(Bloomberg)—Target Corp. CEO Brian Cornell got no bonus and saw his pay cut by one-third after a year marred by disappointing sales, customer defections and executive departures.
Cornell’s compensation declined 33% last year to $11.3 million, most of which came from stock awards valued at $9.65 million, according to a proxy statement filed Monday. The company, No. 20 in the newly released Internet Retailer 2017 Top 1000, said management fell “well short” of sales and profit targets.
Cornell has grappled with the aftermath of a poor holiday season, when customers increasingly chose to shop at rivals like Wal-Mart Stores Inc. (No. 3 in the Top 100) or online through Amazon.com Inc. (No. 1). Target’s heads of marketing, digital, grocery and innovation have all left during the past year. To cope with the slowdown, Cornell is reducing prices, refurbishing stores and introducing new brands in areas like apparel. The plan hasn’t appeased investors, who have pushed the shares down 23 percent this year.
While Cornell’s pay declined in each of the past two years, rival Wal-Mart CEO Doug McMillon earned $22.4 million in 2016, up 13% from the previous year. Wal-Mart has posted 10 consecutive quarters of positive U.S. same-store sales.
Cornell’s performance-based equity awards pay out over three years and are based on hitting stock price targets and other financial goals.

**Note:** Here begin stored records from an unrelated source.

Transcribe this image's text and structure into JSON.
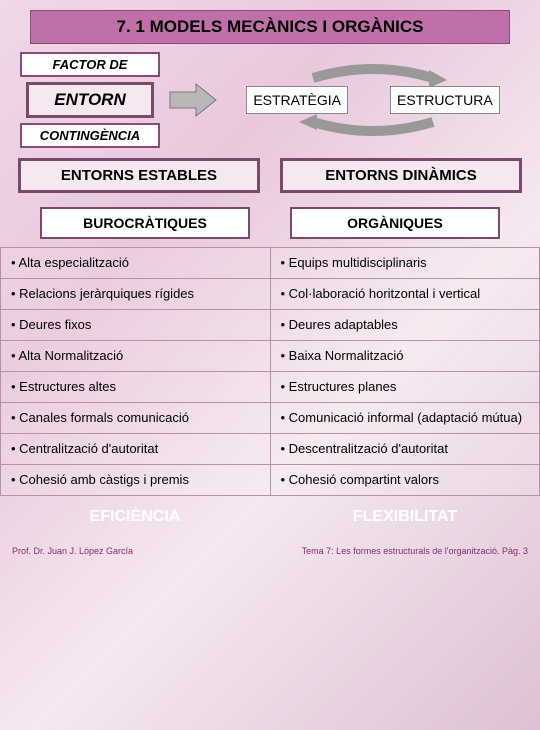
{
  "title": "7. 1 MODELS MECÀNICS I ORGÀNICS",
  "factor": {
    "label_top": "FACTOR DE",
    "entorn": "ENTORN",
    "label_bottom": "CONTINGÈNCIA"
  },
  "cycle": {
    "left": "ESTRATÈGIA",
    "right": "ESTRUCTURA"
  },
  "headers": {
    "left": "ENTORNS ESTABLES",
    "right": "ENTORNS DINÀMICS"
  },
  "subs": {
    "left": "BUROCRÀTIQUES",
    "right": "ORGÀNIQUES"
  },
  "rows": [
    {
      "l": "• Alta especialització",
      "r": "• Equips multidisciplinaris"
    },
    {
      "l": "• Relacions jeràrquiques rígides",
      "r": "• Col·laboració horitzontal i vertical"
    },
    {
      "l": "• Deures fixos",
      "r": "• Deures adaptables"
    },
    {
      "l": "• Alta Normalització",
      "r": "• Baixa Normalització"
    },
    {
      "l": "• Estructures altes",
      "r": "• Estructures planes"
    },
    {
      "l": "• Canales formals comunicació",
      "r": "• Comunicació informal (adaptació mútua)"
    },
    {
      "l": "• Centralització d'autoritat",
      "r": "• Descentralització d'autoritat"
    },
    {
      "l": "• Cohesió amb càstigs i premis",
      "r": "• Cohesió compartint valors"
    }
  ],
  "footer": {
    "left": "EFICIÈNCIA",
    "right": "FLEXIBILITAT"
  },
  "page_footer": {
    "left": "Prof. Dr. Juan J. López García",
    "right": "Tema 7: Les formes estructurals de l'organització. Pàg. 3"
  },
  "colors": {
    "title_bg": "#c070a8",
    "border_dark": "#7a4a6a",
    "arrow_fill": "#b8b8b8",
    "footer_text": "#ffffff",
    "accent": "#8b2a6a"
  }
}
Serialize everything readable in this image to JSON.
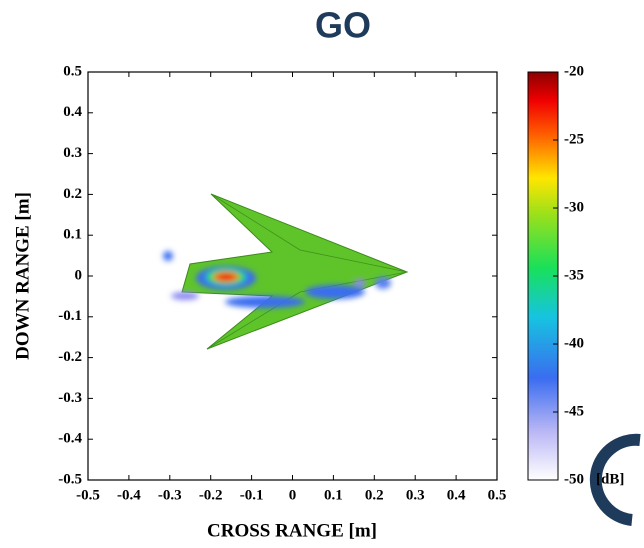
{
  "chart_data": {
    "type": "image",
    "title": "GO",
    "x_label": "CROSS RANGE [m]",
    "y_label": "DOWN RANGE [m]",
    "xlim": [
      -0.5,
      0.5
    ],
    "xticks": [
      -0.5,
      -0.4,
      -0.3,
      -0.2,
      -0.1,
      0,
      0.1,
      0.2,
      0.3,
      0.4,
      0.5
    ],
    "ylim": [
      -0.5,
      0.5
    ],
    "yticks": [
      -0.5,
      -0.4,
      -0.3,
      -0.2,
      -0.1,
      0,
      0.1,
      0.2,
      0.3,
      0.4,
      0.5
    ],
    "colorbar_lim": [
      -50,
      -20
    ],
    "colorbar_ticks": [
      -50,
      -45,
      -40,
      -35,
      -30,
      -25,
      -20
    ],
    "colorbar_label": "[dB]"
  }
}
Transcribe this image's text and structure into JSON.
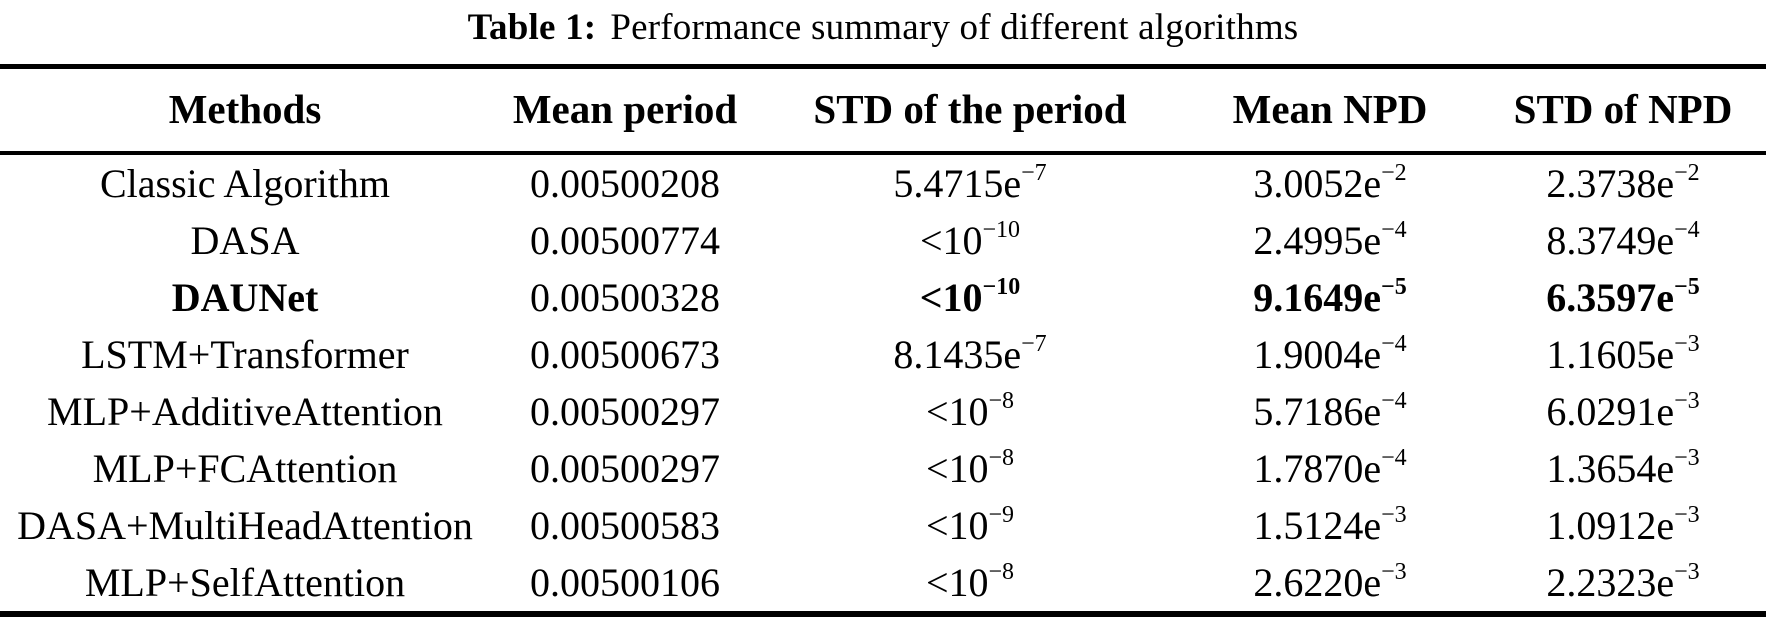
{
  "caption": {
    "label": "Table 1:",
    "text": "Performance summary of different algorithms"
  },
  "columns": [
    "Methods",
    "Mean period",
    "STD of the period",
    "Mean NPD",
    "STD of NPD"
  ],
  "rows": [
    {
      "method": "Classic Algorithm",
      "emphasis": false,
      "mean_period": "0.00500208",
      "std_period": {
        "base": "5.4715e",
        "sup": "−7"
      },
      "mean_npd": {
        "base": "3.0052e",
        "sup": "−2"
      },
      "std_npd": {
        "base": "2.3738e",
        "sup": "−2"
      }
    },
    {
      "method": "DASA",
      "emphasis": false,
      "mean_period": "0.00500774",
      "std_period": {
        "base": "<10",
        "sup": "−10"
      },
      "mean_npd": {
        "base": "2.4995e",
        "sup": "−4"
      },
      "std_npd": {
        "base": "8.3749e",
        "sup": "−4"
      }
    },
    {
      "method": "DAUNet",
      "emphasis": true,
      "mean_period": "0.00500328",
      "std_period": {
        "base": "<10",
        "sup": "−10"
      },
      "mean_npd": {
        "base": "9.1649e",
        "sup": "−5"
      },
      "std_npd": {
        "base": "6.3597e",
        "sup": "−5"
      }
    },
    {
      "method": "LSTM+Transformer",
      "emphasis": false,
      "mean_period": "0.00500673",
      "std_period": {
        "base": "8.1435e",
        "sup": "−7"
      },
      "mean_npd": {
        "base": "1.9004e",
        "sup": "−4"
      },
      "std_npd": {
        "base": "1.1605e",
        "sup": "−3"
      }
    },
    {
      "method": "MLP+AdditiveAttention",
      "emphasis": false,
      "mean_period": "0.00500297",
      "std_period": {
        "base": "<10",
        "sup": "−8"
      },
      "mean_npd": {
        "base": "5.7186e",
        "sup": "−4"
      },
      "std_npd": {
        "base": "6.0291e",
        "sup": "−3"
      }
    },
    {
      "method": "MLP+FCAttention",
      "emphasis": false,
      "mean_period": "0.00500297",
      "std_period": {
        "base": "<10",
        "sup": "−8"
      },
      "mean_npd": {
        "base": "1.7870e",
        "sup": "−4"
      },
      "std_npd": {
        "base": "1.3654e",
        "sup": "−3"
      }
    },
    {
      "method": "DASA+MultiHeadAttention",
      "emphasis": false,
      "mean_period": "0.00500583",
      "std_period": {
        "base": "<10",
        "sup": "−9"
      },
      "mean_npd": {
        "base": "1.5124e",
        "sup": "−3"
      },
      "std_npd": {
        "base": "1.0912e",
        "sup": "−3"
      }
    },
    {
      "method": "MLP+SelfAttention",
      "emphasis": false,
      "mean_period": "0.00500106",
      "std_period": {
        "base": "<10",
        "sup": "−8"
      },
      "mean_npd": {
        "base": "2.6220e",
        "sup": "−3"
      },
      "std_npd": {
        "base": "2.2323e",
        "sup": "−3"
      }
    }
  ],
  "colors": {
    "text": "#000000",
    "background": "#ffffff",
    "rule": "#000000"
  }
}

Chief financial officer Cathy Smith and operations chief John Mulligan did receive cash bonuses because they were based on a broader set of measures, including website performance and growth in key categories like baby and wellness. Mark Tritton, the Minneapolis-based company’s new head of merchandising, received $5.2 million in total compensation, including a $500,000 sign-on bonus.